The Pernicious Effect of the Housing Crisis on Manufacturing Jobs

7 years ago   •   2 min read

By Marcia Kadanoff

The housing crisis of 2007/8 is the very definition of the gift that keeps on giving.

A decade later we see that much of the country continues to find it’s mobility negatively affected by the housing crisis.

This is a surprising factor that is limiting growth in manufacturing jobs. In the past, if you were a worker in a Manufacturing plant with an advanced skill set and the plant closed, you could move to where the jobs are. But this assumes you can sell your house and move to a new location at will. Something that is impossible to do if you bought your home for — say $350K — and now find it is worth only $200K due to the housing crisis.

In other words, housing affects mobility which in turn affects the number of workers available to fill manufacturing jobs.

As reported by Deloitte and Manufacturing Institute (2011), there is a significant skill gap expected to result in a shortage of 2,000,000 skilled workers inside U.S. manufacturing plants:

us-pip-skills-gap-infographic (1)

Overall, the housing crisis remains a widespread concern. Last summer’s MacArthur Foundation opinion survey found that 8 in 10 Americans felt that the housing crisis was still ongoing (MacArthur Foundation 2016).

A Three-Pronged Solution

There are three paths we think are worth exploring to solve the problem.

1. Focus on creating new manufacturing jobs in a metropolitan area, clustered around cities and research universities. That way, workers with the right skills need not sell their homes to move into new jobs as they get created in their community. Clustering around a few industry sectors builds a strong local ecosystem, one that can support a lifetime of work in the manufacturing sector.

2. Focus on creating a greater supply of workers with the skill sets our advanced manufacturing plants require. The skill sets tends to vary (a lot) by industry sector and/or employer. The Chicago school system is experimenting with aligning its high schools and community colleges with the explicit needs of high-growth industry sectors. For example, it has aligned the Crane High School, a school slated for closure, with the needs of the burgeoning medical field in Chicago. The resulting high school has been renamed the New Crane Medical Preparatory High School with a curriculum explicitly focused on creating graduates with the skill set needed to go into good paying jobs in the healthcare field. The high school works in concert with neighboring Malcolm X College.

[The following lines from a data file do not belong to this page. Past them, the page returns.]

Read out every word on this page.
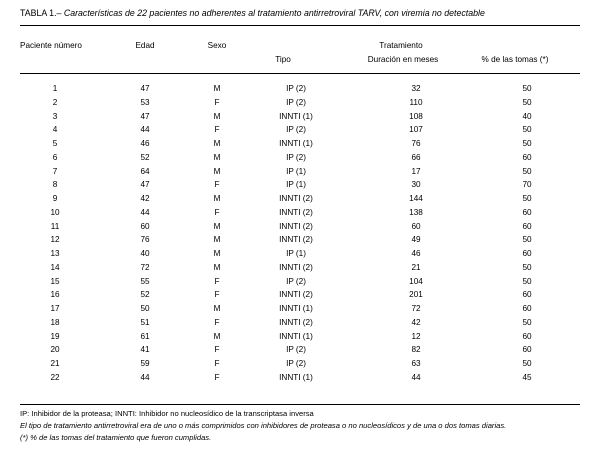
TABLA 1.– Características de 22 pacientes no adherentes al tratamiento antirretroviral TARV, con viremia no detectable
Paciente número	Edad	Sexo	Tratamiento
Tipo	Duración en meses	% de las tomas (*)
1	47	M	IP (2)	32	50
2	53	F	IP (2)	110	50
3	47	M	INNTI (1)	108	40
4	44	F	IP (2)	107	50
5	46	M	INNTI (1)	76	50
6	52	M	IP (2)	66	60
7	64	M	IP (1)	17	50
8	47	F	IP (1)	30	70
9	42	M	INNTI (2)	144	50
10	44	F	INNTI (2)	138	60
11	60	M	INNTI (2)	60	60
12	76	M	INNTI (2)	49	50
13	40	M	IP (1)	46	60
14	72	M	INNTI (2)	21	50
15	55	F	IP (2)	104	50
16	52	F	INNTI (2)	201	60
17	50	M	INNTI (1)	72	60
18	51	F	INNTI (2)	42	50
19	61	M	INNTI (1)	12	60
20	41	F	IP (2)	82	60
21	59	F	IP (2)	63	50
22	44	F	INNTI (1)	44	45
IP: Inhibidor de la proteasa; INNTI: Inhibidor no nucleosídico de la transcriptasa inversa
El tipo de tratamiento antirretroviral era de uno o más comprimidos con inhibidores de proteasa o no nucleosídicos y de una o dos tomas diarias.
(*) % de las tomas del tratamiento que fueron cumplidas.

3. Encourage workers to embrace lifelong learning. One of the reasons we like the Chicago example is that it encourages people to connect up with a local community college for ongoing education in their field. The pace of technology change has accelerated, making it imperative that even the most skilled workers focus on building skills in multiple areas, to maximize their ability to solve complex problems on behalf of advanced manufacturing concerns. Skills in particular demand include: prototyping, CAD/CAM, electronics, robotics, CNC tooling (lathes, routers).